Two particular website formats I really like are forums and wikis. Both are intended serve their own unique purpose. Forums are for discussion and debate, by a which a community almost always forms. Wikis are for presenting information and exploration of that information. I've spent quite some time just clicking around linked articles on Wikipedia going from Mozart to Portland cement.
However, as I'm sure anyone who has used a search engine more than twice knows, forums also serve as a great information resource, as well. In almost all discussion topics, information is exchanged and absorbed by everyone that reason. Unfortunately, there is often a lot of filtering that must be done to skip over useless posts and to determine which information is correct. On topics with several pages, this becomes a rather daunting task.
So, I propose this: Forums + Wiki = Forki
I don't have all the answers and a perfect idea of how this would work (this is the Ideas category, not Solutions), but here are some general thoughts:
- We'd be combining the linking pages setup of a Wiki with the discussion topic nature of a forum. Posts would be linked together by topic and by linked keywords.
- A topic would include a header section that contains all the useful information for a topic. The decision of what is useful is determined by the readers. There can be a button next to each post or paragraph that can be used to elect information to be included in the header section.
- A minimum number of votes would be needed to elect information, to avoid spammers and stupid people.
- Information can be voted off the header section after a certain number of negative votes.

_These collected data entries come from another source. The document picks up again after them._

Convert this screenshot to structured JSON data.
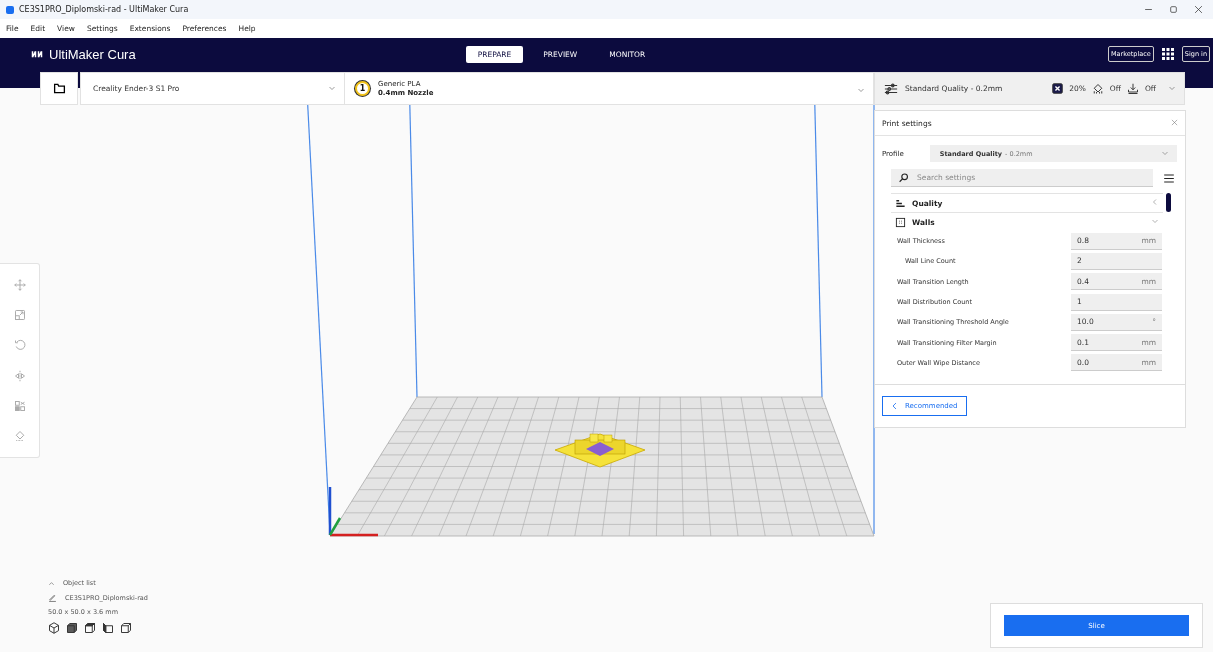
{
  "window": {
    "title": "CE3S1PRO_Diplomski-rad - UltiMaker Cura"
  },
  "menu": [
    "File",
    "Edit",
    "View",
    "Settings",
    "Extensions",
    "Preferences",
    "Help"
  ],
  "header": {
    "logo": "UltiMaker Cura",
    "stages": [
      {
        "label": "PREPARE",
        "selected": true
      },
      {
        "label": "PREVIEW",
        "selected": false
      },
      {
        "label": "MONITOR",
        "selected": false
      }
    ],
    "marketplace": "Marketplace",
    "sign_in": "Sign in"
  },
  "printer": {
    "name": "Creality Ender-3 S1 Pro"
  },
  "extruder": {
    "number": "1",
    "material": "Generic PLA",
    "nozzle": "0.4mm Nozzle"
  },
  "print_summary": {
    "profile": "Standard Quality - 0.2mm",
    "infill": "20%",
    "support": "Off",
    "adhesion": "Off"
  },
  "print_settings": {
    "title": "Print settings",
    "profile_label": "Profile",
    "profile_name": "Standard Quality",
    "profile_layer": "- 0.2mm",
    "search_placeholder": "Search settings",
    "categories": [
      {
        "kind": "quality",
        "label": "Quality",
        "expanded": false
      },
      {
        "kind": "walls",
        "label": "Walls",
        "expanded": true
      }
    ],
    "settings": [
      {
        "label": "Wall Thickness",
        "value": "0.8",
        "unit": "mm",
        "children": [
          {
            "label": "Wall Line Count",
            "value": "2"
          }
        ]
      },
      {
        "label": "Wall Transition Length",
        "value": "0.4",
        "unit": "mm"
      },
      {
        "label": "Wall Distribution Count",
        "value": "1"
      },
      {
        "label": "Wall Transitioning Threshold Angle",
        "value": "10.0",
        "unit": "°"
      },
      {
        "label": "Wall Transitioning Filter Margin",
        "value": "0.1",
        "unit": "mm"
      },
      {
        "label": "Outer Wall Wipe Distance",
        "value": "0.0",
        "unit": "mm"
      }
    ],
    "recommended_button": "Recommended"
  },
  "object_list": {
    "label": "Object list",
    "object_name": "CE3S1PRO_Diplomski-rad",
    "dimensions": "50.0 x 50.0 x 3.6 mm"
  },
  "slice_button": "Slice"
}
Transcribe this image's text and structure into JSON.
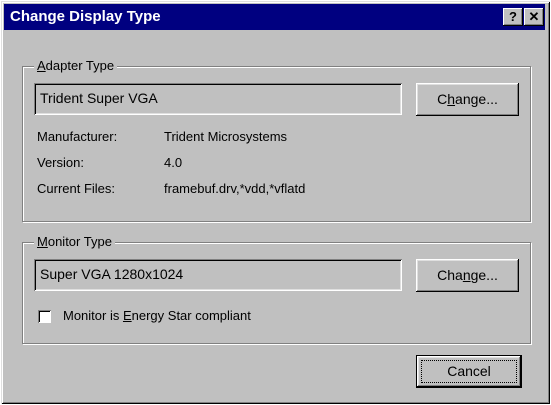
{
  "window": {
    "title": "Change Display Type",
    "help_button": "?",
    "close_button": "✕"
  },
  "adapter": {
    "legend_prefix": "A",
    "legend_rest": "dapter Type",
    "value": "Trident Super VGA",
    "change_pre": "C",
    "change_ul": "h",
    "change_rest": "ange...",
    "manufacturer_label": "Manufacturer:",
    "manufacturer_value": "Trident Microsystems",
    "version_label": "Version:",
    "version_value": "4.0",
    "files_label": "Current Files:",
    "files_value": "framebuf.drv,*vdd,*vflatd"
  },
  "monitor": {
    "legend_prefix": "M",
    "legend_rest": "onitor Type",
    "value": "Super VGA 1280x1024",
    "change_pre": "Cha",
    "change_ul": "n",
    "change_rest": "ge...",
    "energy_pre": "Monitor is ",
    "energy_ul": "E",
    "energy_rest": "nergy Star compliant",
    "energy_checked": false
  },
  "cancel_label": "Cancel"
}
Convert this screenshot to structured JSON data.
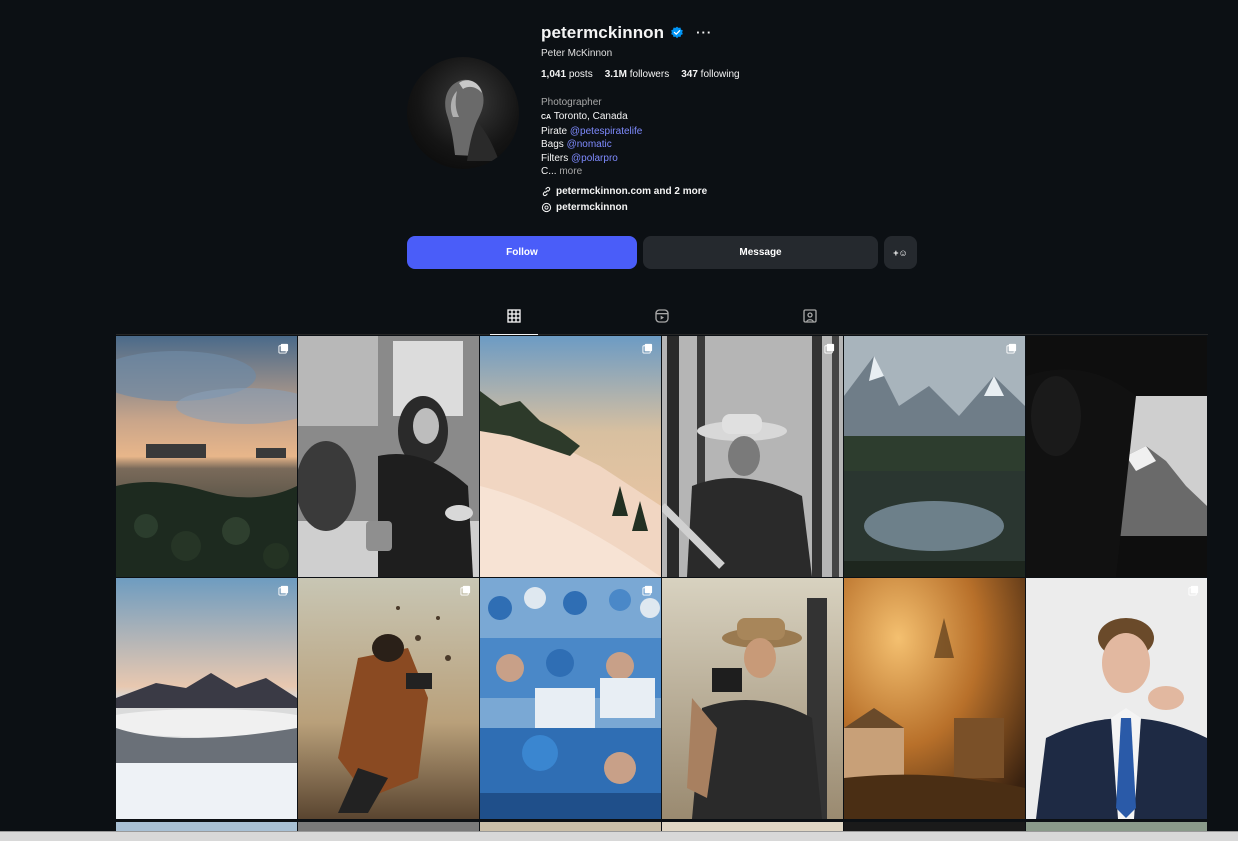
{
  "profile": {
    "username": "petermckinnon",
    "full_name": "Peter McKinnon",
    "stats": {
      "posts": "1,041",
      "posts_label": "posts",
      "followers": "3.1M",
      "followers_label": "followers",
      "following": "347",
      "following_label": "following"
    },
    "category": "Photographer",
    "bio": {
      "flag": "CA",
      "location": "Toronto, Canada",
      "line2_prefix": "Pirate ",
      "line2_link": "@petespiratelife",
      "line3_prefix": "Bags ",
      "line3_link": "@nomatic",
      "line4_prefix": "Filters ",
      "line4_link": "@polarpro",
      "line5_prefix": "C...",
      "more": "more"
    },
    "external_link": "petermckinnon.com and 2 more",
    "threads_handle": "petermckinnon"
  },
  "actions": {
    "follow": "Follow",
    "message": "Message",
    "add_user": "+☺"
  },
  "tabs": [
    {
      "name": "posts",
      "icon": "grid-icon",
      "active": true
    },
    {
      "name": "reels",
      "icon": "reels-icon",
      "active": false
    },
    {
      "name": "tagged",
      "icon": "tagged-icon",
      "active": false
    }
  ],
  "grid_posts": [
    {
      "subject": "city skyline sunset over rocky shore",
      "multi": true
    },
    {
      "subject": "man with turkey at table black and white",
      "multi": false
    },
    {
      "subject": "snowy mountain slope at sunrise",
      "multi": true
    },
    {
      "subject": "cowboy in forest black and white",
      "multi": true
    },
    {
      "subject": "mountain lake with reflections",
      "multi": true
    },
    {
      "subject": "mountain through airplane window",
      "multi": false
    },
    {
      "subject": "snowy peaks above clouds",
      "multi": true
    },
    {
      "subject": "photographer crouching with camera",
      "multi": true
    },
    {
      "subject": "baseball fans in blue jerseys",
      "multi": true
    },
    {
      "subject": "man with camera and hat",
      "multi": false
    },
    {
      "subject": "golden foggy forest",
      "multi": false
    },
    {
      "subject": "man in suit portrait",
      "multi": true
    }
  ],
  "colors": {
    "background": "#0c1014",
    "follow_button": "#4a5df9",
    "secondary_button": "#25292e",
    "link": "#7f8bff",
    "verified": "#0095f6"
  }
}
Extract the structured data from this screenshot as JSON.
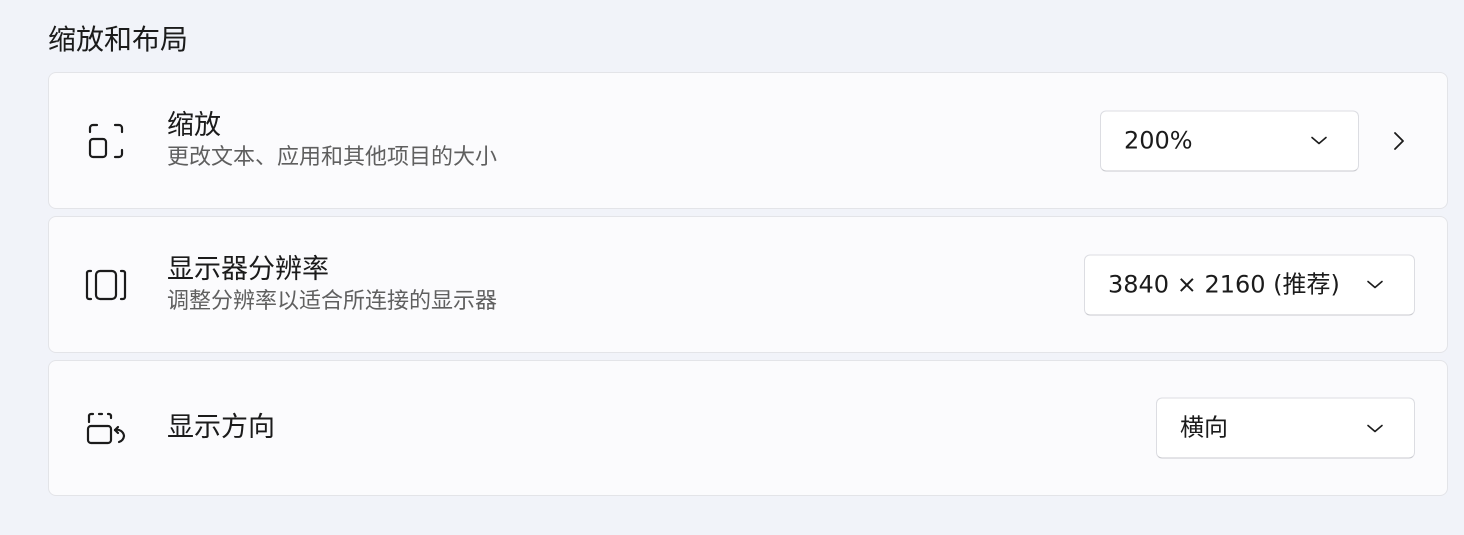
{
  "section": {
    "title": "缩放和布局"
  },
  "rows": [
    {
      "icon": "scale-icon",
      "title": "缩放",
      "description": "更改文本、应用和其他项目的大小",
      "dropdown_value": "200%",
      "has_expand": true
    },
    {
      "icon": "resolution-icon",
      "title": "显示器分辨率",
      "description": "调整分辨率以适合所连接的显示器",
      "dropdown_value": "3840 × 2160 (推荐)"
    },
    {
      "icon": "orientation-icon",
      "title": "显示方向",
      "dropdown_value": "横向"
    }
  ],
  "colors": {
    "page_background": "#f1f3f9",
    "card_background": "#fbfbfd",
    "card_border": "#e3e4e8",
    "primary_text": "#1b1b1b",
    "secondary_text": "#5f5f5f"
  }
}
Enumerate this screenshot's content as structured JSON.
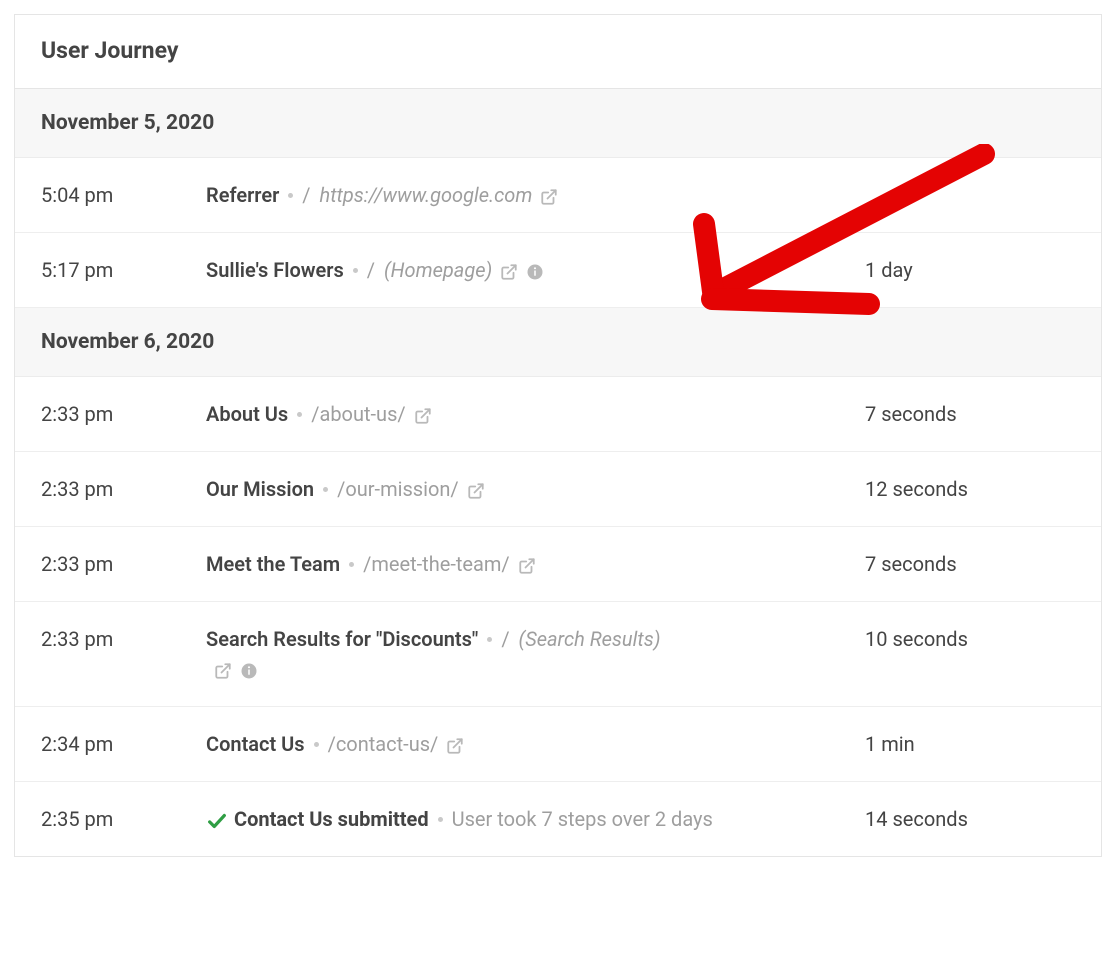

- There can also be a threshold for making information "debated". So, if there are 20 votes for the usefulness of a particular piece of information and 15 against, it would get a debated status so that other readers know the reliability of information.
It's sort of a wiki with comments, but the information comes from those comments, not direct edits. The header doesn't necessarily have to be above the first post, it could easily be a sidebar next to the discussion comments. You could also work up a system where posters who have more useful information get weighted upwards when they post information that is voted up.
It's a skeleton of an idea, really, but I think it would be cool to see someone implement something like this.